Pourquoi n’avez-vous pas Natixis ?
Nous ne comprenons pas le modèle de développement de la banque.

Hormis les banques françaises, avez-vous d’autres banques européennes en portefeuille ?
Nous avons Santander en misant sur le redressement macroéconomique de l’Espagne et sur un renforcement de la visibilité de l’activité en Amérique latine.
Nous regardons de près Unicredit. Nous attendons pour éventuellement acheter le catalyseur qui devrait résider dans les résultats des stress tests menés par la BCE.

Vous n’avez pas d’inquiétude autour des conclusions de l’audit des actifs dans les bilans ou encore des stress tests ?

Non. Je pense que les mauvaises surprises éventuelles sont déjà dans les cours.

Avez-vous d’autres valeurs financières en portefeuille ?

Oui. Nous avons Axa. L’action nous parait maltraitée alors que la situation s’est notablement améliorée pour la compagnie y compris à l'international.

Nous avons aussi Wendel dans le capital investissement et Scor dans la réassurance. Nous apprécions la qualité du portefeuille de Wendel et avons un potentiel de réduction de la décote de 20% d’ici 6 à 8 mois. S’agissant de Scor, les efforts fournis par le dirigeant Denis Kessler sont substantiels sur le plan de la diversification des risques et de l’optimisation des résultats.

En dehors du secteur financier, pourriez-vous nous livrer d’autres convictions ?
Gemalto, Ingenico, Lafarge, Cap Gemini, Technicolor, Groupe Eurotunnel.

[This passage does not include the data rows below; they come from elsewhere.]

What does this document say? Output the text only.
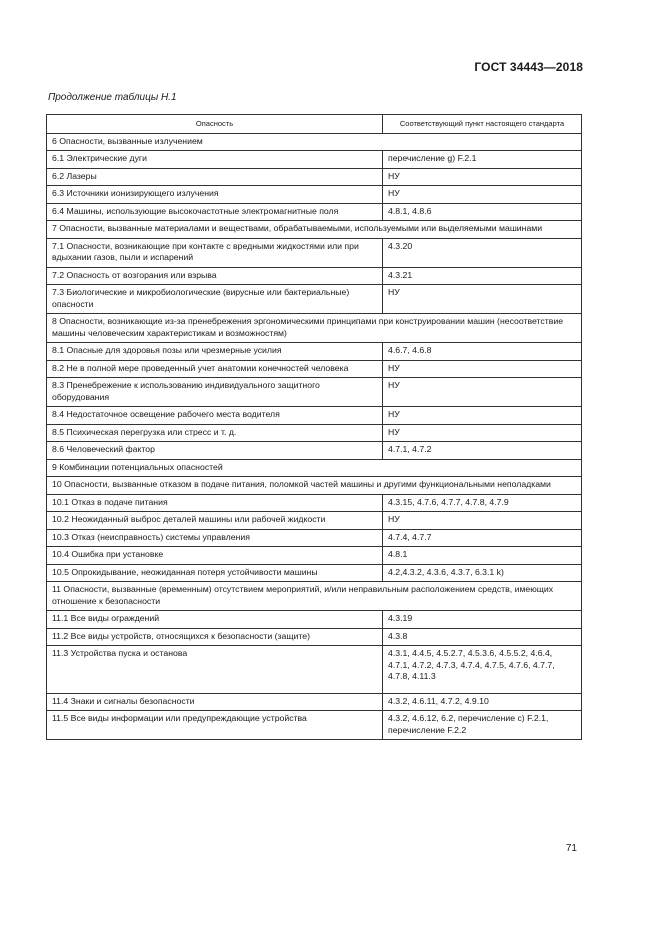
ГОСТ 34443—2018
Продолжение таблицы Н.1
Опасность	Соответствующий пункт настоящего стандарта
6 Опасности, вызванные излучением	
6.1 Электрические дуги	перечисление g) F.2.1
6.2 Лазеры	НУ
6.3 Источники ионизирующего излучения	НУ
6.4 Машины, использующие высокочастотные электромагнитные поля	4.8.1, 4.8.6
7 Опасности, вызванные материалами и веществами, обрабатываемыми, используемыми или выделяемыми машинами	
7.1 Опасности, возникающие при контакте с вредными жидкостями или при вдыхании газов, пыли и испарений	4.3.20
7.2 Опасность от возгорания или взрыва	4.3.21
7.3 Биологические и микробиологические (вирусные или бактериальные) опасности	НУ
8 Опасности, возникающие из-за пренебрежения эргономическими принципами при конструировании машин (несоответствие машины человеческим характеристикам и возможностям)	
8.1 Опасные для здоровья позы или чрезмерные усилия	4.6.7, 4.6.8
8.2 Не в полной мере проведенный учет анатомии конечностей человека	НУ
8.3 Пренебрежение к использованию индивидуального защитного оборудования	НУ
8.4 Недостаточное освещение рабочего места водителя	НУ
8.5 Психическая перегрузка или стресс и т. д.	НУ
8.6 Человеческий фактор	4.7.1, 4.7.2
9 Комбинации потенциальных опасностей	
10 Опасности, вызванные отказом в подаче питания, поломкой частей машины и другими функциональными неполадками	
10.1 Отказ в подаче питания	4.3.15, 4.7.6, 4.7.7, 4.7.8, 4.7.9
10.2 Неожиданный выброс деталей машины или рабочей жидкости	НУ
10.3 Отказ (неисправность) системы управления	4.7.4, 4.7.7
10.4 Ошибка при установке	4.8.1
10.5 Опрокидывание, неожиданная потеря устойчивости машины	4.2,4.3.2, 4.3.6, 4.3.7, 6.3.1 k)
11 Опасности, вызванные (временным) отсутствием мероприятий, и/или неправильным расположением средств, имеющих отношение к безопасности	
11.1 Все виды ограждений	4.3.19
11.2 Все виды устройств, относящихся к безопасности (защите)	4.3.8
11.3 Устройства пуска и останова	4.3.1, 4.4.5, 4.5.2.7, 4.5.3.6, 4.5.5.2, 4.6.4, 4.7.1, 4.7.2, 4.7.3, 4.7.4, 4.7.5, 4.7.6, 4.7.7, 4.7.8, 4.11.3
11.4 Знаки и сигналы безопасности	4.3.2, 4.6.11, 4.7.2, 4.9.10
11.5 Все виды информации или предупреждающие устройства	4.3.2, 4.6.12, 6.2, перечисление c) F.2.1, перечисление F.2.2
71
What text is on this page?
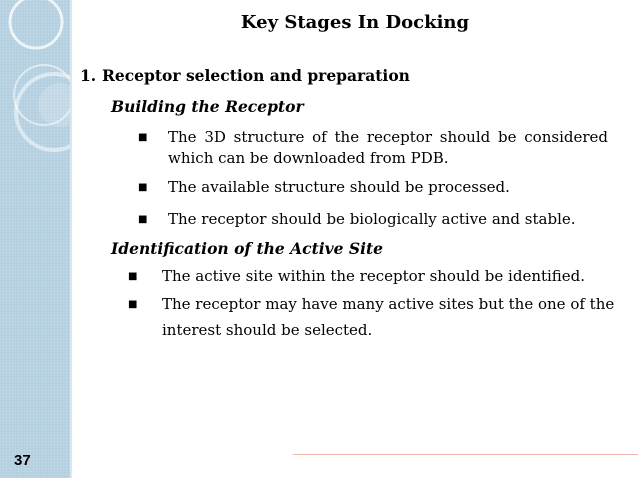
Key Stages In Docking
1. Receptor selection and preparation
Building the Receptor
■	The 3D structure of the receptor should be considered
which can be downloaded from PDB.
■	The available structure should be processed.
■	The receptor should be biologically active and stable.
Identification of the Active Site
■	The active site within the receptor should be identified.
■	The receptor may have many active sites but the one of the
interest should be selected.
37
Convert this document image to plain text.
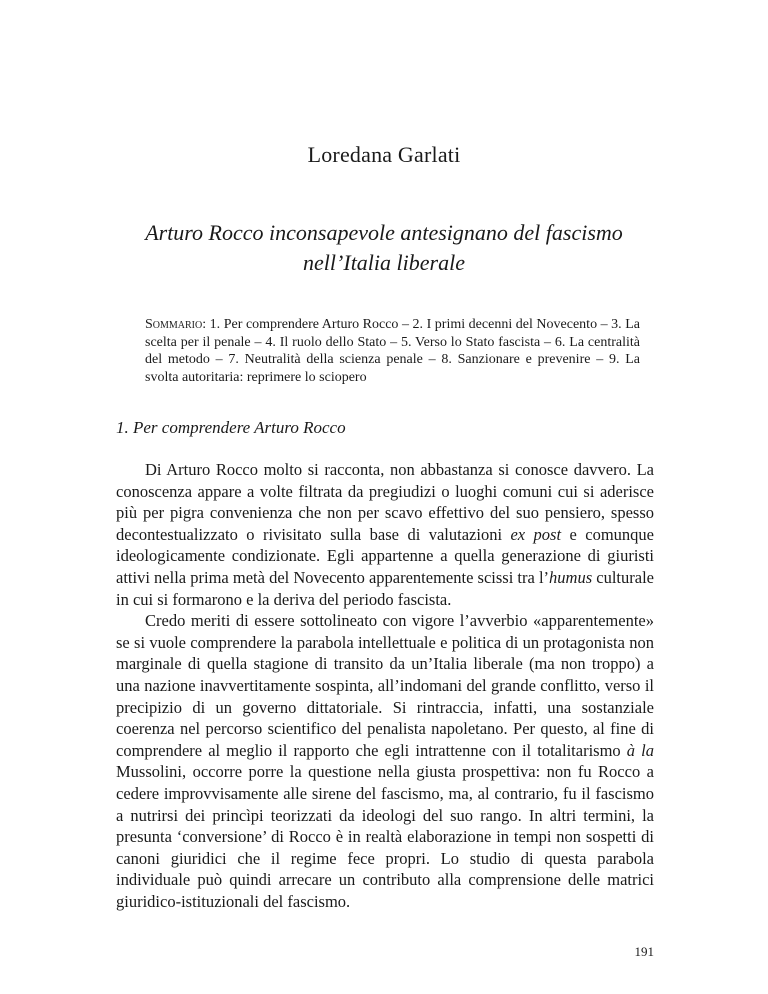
Loredana Garlati
Arturo Rocco inconsapevole antesignano del fascismo
nell’Italia liberale
Sommario: 1. Per comprendere Arturo Rocco – 2. I primi decenni del Novecento – 3. La scelta per il penale – 4. Il ruolo dello Stato – 5. Verso lo Stato fascista – 6. La centralità del metodo – 7. Neutralità della scienza penale – 8. Sanzionare e prevenire – 9. La svolta autoritaria: reprimere lo sciopero
1. Per comprendere Arturo Rocco

Di Arturo Rocco molto si racconta, non abbastanza si conosce davvero. La conoscenza appare a volte filtrata da pregiudizi o luoghi comuni cui si aderisce più per pigra convenienza che non per scavo effettivo del suo pensiero, spesso decontestualizzato o rivisitato sulla base di valutazioni ex post e comunque ideologicamente condizionate. Egli appartenne a quella generazione di giuristi attivi nella prima metà del Novecento apparentemente scissi tra l’humus culturale in cui si formarono e la deriva del periodo fascista.

Credo meriti di essere sottolineato con vigore l’avverbio «apparentemente» se si vuole comprendere la parabola intellettuale e politica di un protagonista non marginale di quella stagione di transito da un’Italia liberale (ma non troppo) a una nazione inavvertitamente sospinta, all’indomani del grande conflitto, verso il precipizio di un governo dittatoriale. Si rintraccia, infatti, una sostanziale coerenza nel percorso scientifico del penalista napoletano. Per questo, al fine di comprendere al meglio il rapporto che egli intrattenne con il totalitarismo à la Mussolini, occorre porre la questione nella giusta prospettiva: non fu Rocco a cedere improvvisamente alle sirene del fascismo, ma, al contrario, fu il fascismo a nutrirsi dei princìpi teorizzati da ideologi del suo rango. In altri termini, la presunta ‘conversione’ di Rocco è in realtà elaborazione in tempi non sospetti di canoni giuridici che il regime fece propri. Lo studio di questa parabola individuale può quindi arrecare un contributo alla comprensione delle matrici giuridico-istituzionali del fascismo.

191
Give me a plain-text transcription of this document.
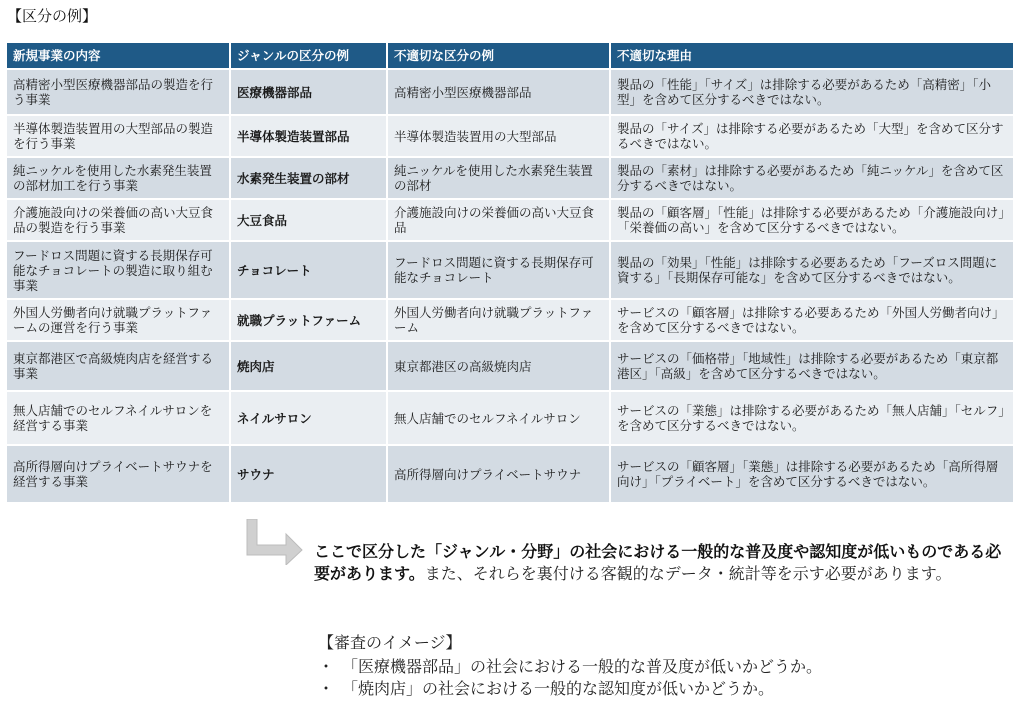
【区分の例】
新規事業の内容	ジャンルの区分の例	不適切な区分の例	不適切な理由
高精密小型医療機器部品の製造を行う事業	医療機器部品	高精密小型医療機器部品	製品の「性能」「サイズ」は排除する必要があるため「高精密」「小型」を含めて区分するべきではない。
半導体製造装置用の大型部品の製造を行う事業	半導体製造装置部品	半導体製造装置用の大型部品	製品の「サイズ」は排除する必要があるため「大型」を含めて区分するべきではない。
純ニッケルを使用した水素発生装置の部材加工を行う事業	水素発生装置の部材	純ニッケルを使用した水素発生装置の部材	製品の「素材」は排除する必要があるため「純ニッケル」を含めて区分するべきではない。
介護施設向けの栄養価の高い大豆食品の製造を行う事業	大豆食品	介護施設向けの栄養価の高い大豆食品	製品の「顧客層」「性能」は排除する必要があるため「介護施設向け」「栄養価の高い」を含めて区分するべきではない。
フードロス問題に資する長期保存可能なチョコレートの製造に取り組む事業	チョコレート	フードロス問題に資する長期保存可能なチョコレート	製品の「効果」「性能」は排除する必要あるため「フーズロス問題に資する」「長期保存可能な」を含めて区分するべきではない。
外国人労働者向け就職プラットファームの運営を行う事業	就職プラットファーム	外国人労働者向け就職プラットファーム	サービスの「顧客層」は排除する必要あるため「外国人労働者向け」を含めて区分するべきではない。
東京都港区で高級焼肉店を経営する事業	焼肉店	東京都港区の高級焼肉店	サービスの「価格帯」「地域性」は排除する必要があるため「東京都港区」「高級」を含めて区分するべきではない。
無人店舗でのセルフネイルサロンを経営する事業	ネイルサロン	無人店舗でのセルフネイルサロン	サービスの「業態」は排除する必要があるため「無人店舗」「セルフ」を含めて区分するべきではない。
高所得層向けプライベートサウナを経営する事業	サウナ	高所得層向けプライベートサウナ	サービスの「顧客層」「業態」は排除する必要があるため「高所得層向け」「プライベート」を含めて区分するべきではない。
ここで区分した「ジャンル・分野」の社会における一般的な普及度や認知度が低いものである必要があります。また、それらを裏付ける客観的なデータ・統計等を示す必要があります。
【審査のイメージ】
・ 「医療機器部品」の社会における一般的な普及度が低いかどうか。
・ 「焼肉店」の社会における一般的な認知度が低いかどうか。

Pourriez-vous nous communiquer des noms de valeurs sur lesquelles il faudrait redoubler de prudence ?
Alstom (qui rencontre un problème de free cash flows) et par rebond Bouygues malgré un parcours positif récemment ; Alcatel que nous estimons trop spéculative et dont nous attendrons les résultats du travail du nouveau patron ; Airbus Group qui a connu un parcours magnifique en matière de commandes, mais qui va devoir suivre à présent en termes de production.